Recent empirical evidence reveals that creative idea generation builds upon an interplay of multiple neural networks. Measures of temporal complexity yield important information about the underlying mechanisms of these co-activated neural networks. A few neurophysiological studies investigated brain signal complexity (BSC) during the production of creative verbal associations and resting states, aiming to relate it with creative task performance. However, it is unknown whether the complexity of brain signals can distinguish between productions of typical and original verbal associations. In the present study, we investigated verbal creativity with multiscale entropy (MSE) of electroencephalography (EEG) signals, which quantifies complexity over multiple timescales, capturing unique dynamic features of neural networks. MSE was measured in verbal divergent thinking (DT) states while emphasizing on producing either typical verbal associations or original verbal associations. We hypothesized that MSE differentiates between brain states characterizing the production of typical and original associations and is a sensitive neural marker of individual differences in producing original associations. Results from a sample of N = 92 young adults revealed slightly higher average MSE for original as compared with typical association production in small and medium timescales at frontal electrodes and slightly higher average MSE for typical association production in higher timescales at parietal electrodes. However, measurement models failed to uncover specificity of individual differences as MSE in typical vs. original associations was perfectly correlated. Hence, individuals with higher MSE in original association condition also exhibit higher MSE during the production of typical associations. The difference between typical and original association MSE was not significantly associated with human-rated originality of the verbal associations. In sum, we conclude that MSE is a potential marker of creative verbal association states, but replications and extensions are needed, especially with respect to the brain-behavior relationships.

The reliability and psychometric structure of Multi-Scale Entropy measured from EEG signals at rest and during face and object recognition tasks.

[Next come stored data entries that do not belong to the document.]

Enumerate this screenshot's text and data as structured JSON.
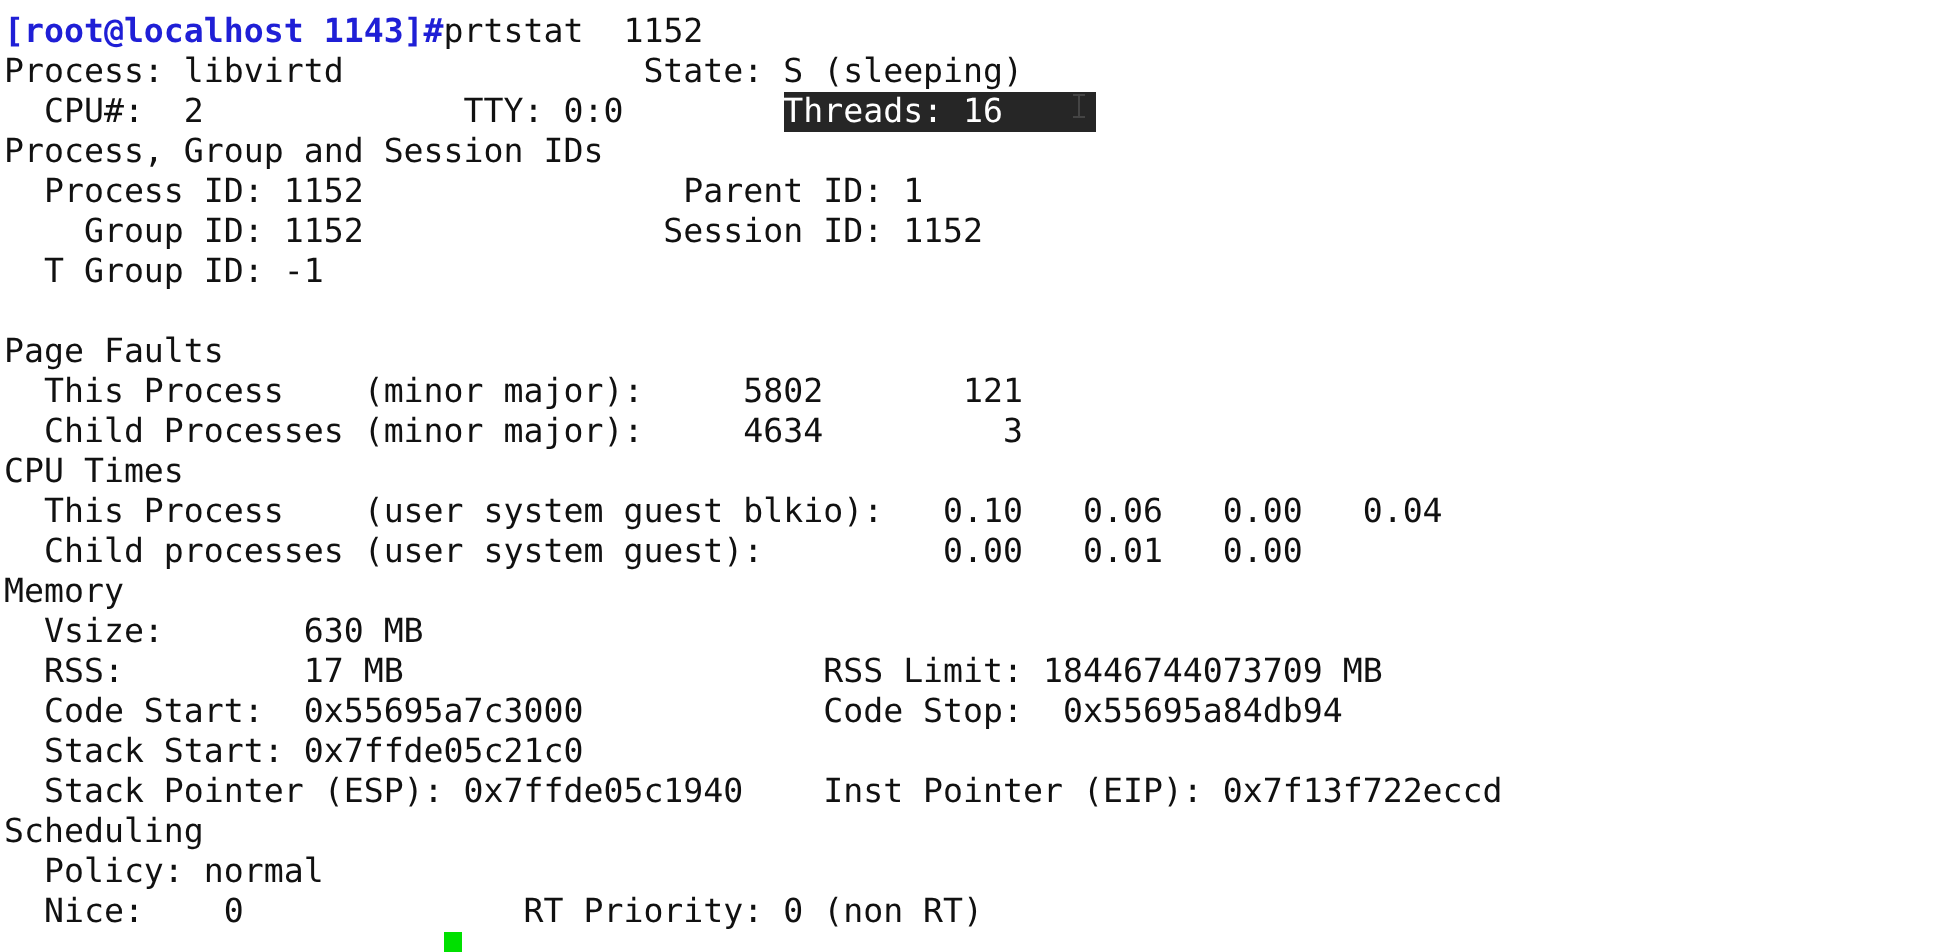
{
  "terminal": {
    "lines": [
      {
        "spans": [
          {
            "kind": "prompt",
            "text": "[root@localhost 1143]#"
          },
          {
            "kind": "text",
            "text": "prtstat  1152"
          }
        ]
      },
      {
        "spans": [
          {
            "kind": "text",
            "text": "Process: libvirtd               State: S (sleeping)"
          }
        ]
      },
      {
        "spans": [
          {
            "kind": "text",
            "text": "  CPU#:  2             TTY: 0:0        "
          },
          {
            "kind": "selection",
            "text": "Threads: 16"
          }
        ]
      },
      {
        "spans": [
          {
            "kind": "text",
            "text": "Process, Group and Session IDs"
          }
        ]
      },
      {
        "spans": [
          {
            "kind": "text",
            "text": "  Process ID: 1152                Parent ID: 1"
          }
        ]
      },
      {
        "spans": [
          {
            "kind": "text",
            "text": "    Group ID: 1152               Session ID: 1152"
          }
        ]
      },
      {
        "spans": [
          {
            "kind": "text",
            "text": "  T Group ID: -1"
          }
        ]
      },
      {
        "kind": "blank"
      },
      {
        "spans": [
          {
            "kind": "text",
            "text": "Page Faults"
          }
        ]
      },
      {
        "spans": [
          {
            "kind": "text",
            "text": "  This Process    (minor major):     5802       121"
          }
        ]
      },
      {
        "spans": [
          {
            "kind": "text",
            "text": "  Child Processes (minor major):     4634         3"
          }
        ]
      },
      {
        "spans": [
          {
            "kind": "text",
            "text": "CPU Times"
          }
        ]
      },
      {
        "spans": [
          {
            "kind": "text",
            "text": "  This Process    (user system guest blkio):   0.10   0.06   0.00   0.04"
          }
        ]
      },
      {
        "spans": [
          {
            "kind": "text",
            "text": "  Child processes (user system guest):         0.00   0.01   0.00"
          }
        ]
      },
      {
        "spans": [
          {
            "kind": "text",
            "text": "Memory"
          }
        ]
      },
      {
        "spans": [
          {
            "kind": "text",
            "text": "  Vsize:       630 MB"
          }
        ]
      },
      {
        "spans": [
          {
            "kind": "text",
            "text": "  RSS:         17 MB                     RSS Limit: 18446744073709 MB"
          }
        ]
      },
      {
        "spans": [
          {
            "kind": "text",
            "text": "  Code Start:  0x55695a7c3000            Code Stop:  0x55695a84db94"
          }
        ]
      },
      {
        "spans": [
          {
            "kind": "text",
            "text": "  Stack Start: 0x7ffde05c21c0"
          }
        ]
      },
      {
        "spans": [
          {
            "kind": "text",
            "text": "  Stack Pointer (ESP): 0x7ffde05c1940    Inst Pointer (EIP): 0x7f13f722eccd"
          }
        ]
      },
      {
        "spans": [
          {
            "kind": "text",
            "text": "Scheduling"
          }
        ]
      },
      {
        "spans": [
          {
            "kind": "text",
            "text": "  Policy: normal"
          }
        ]
      },
      {
        "spans": [
          {
            "kind": "text",
            "text": "  Nice:    0              RT Priority: 0 (non RT)"
          }
        ]
      },
      {
        "cursor": true
      }
    ]
  }
}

BACKGROUND: Multi-Scale Entropy (MSE) is a widely used marker of Brain Signal Complexity (BSC) at multiple temporal scales. METHODOLOGICAL IMPROVEMENT: There is no systematic research addressing the psychometric quality and reliability of MSE. It is unknown how recording conditions of EEG signals affect individual differences in MSE. These gaps can be addressed by means of Structural Equation Modeling (SEM). RESULTS: Based on a large sample of 210 young adults, we estimated measurement models for MSE derived from multiple epochs of EEG signal measured during resting state conditions with closed and open eyes, and during a visual task with multiple experimental manipulations. Factor reliability estimates, quantified by the McDonald's ω coefficient, are high at lower and acceptable at higher time scales. Above individual differences in signal entropy observed across all recording conditions, persons specifically differ with respect to their BSC in open eyes resting state condition as compared with closed eyes state, and in task processing state MSE as compared with resting state. COMPARISON WITH EXISTING METHODS: By means of SEM, we decomposed individual differences in BSC into different factors depending on the recording condition of EEG signals. This goes beyond existing methods that aim at estimating average MSE differences across recording conditions, but do not address whether individual differences are additionally affected by the type of EEG recording condition. CONCLUSION: Eyes closed and open and task conditions strongly influence individual differences in MSE. We provide recommendations for future studies aiming to address BSC using MSE as a neural marker of cognitive abilities.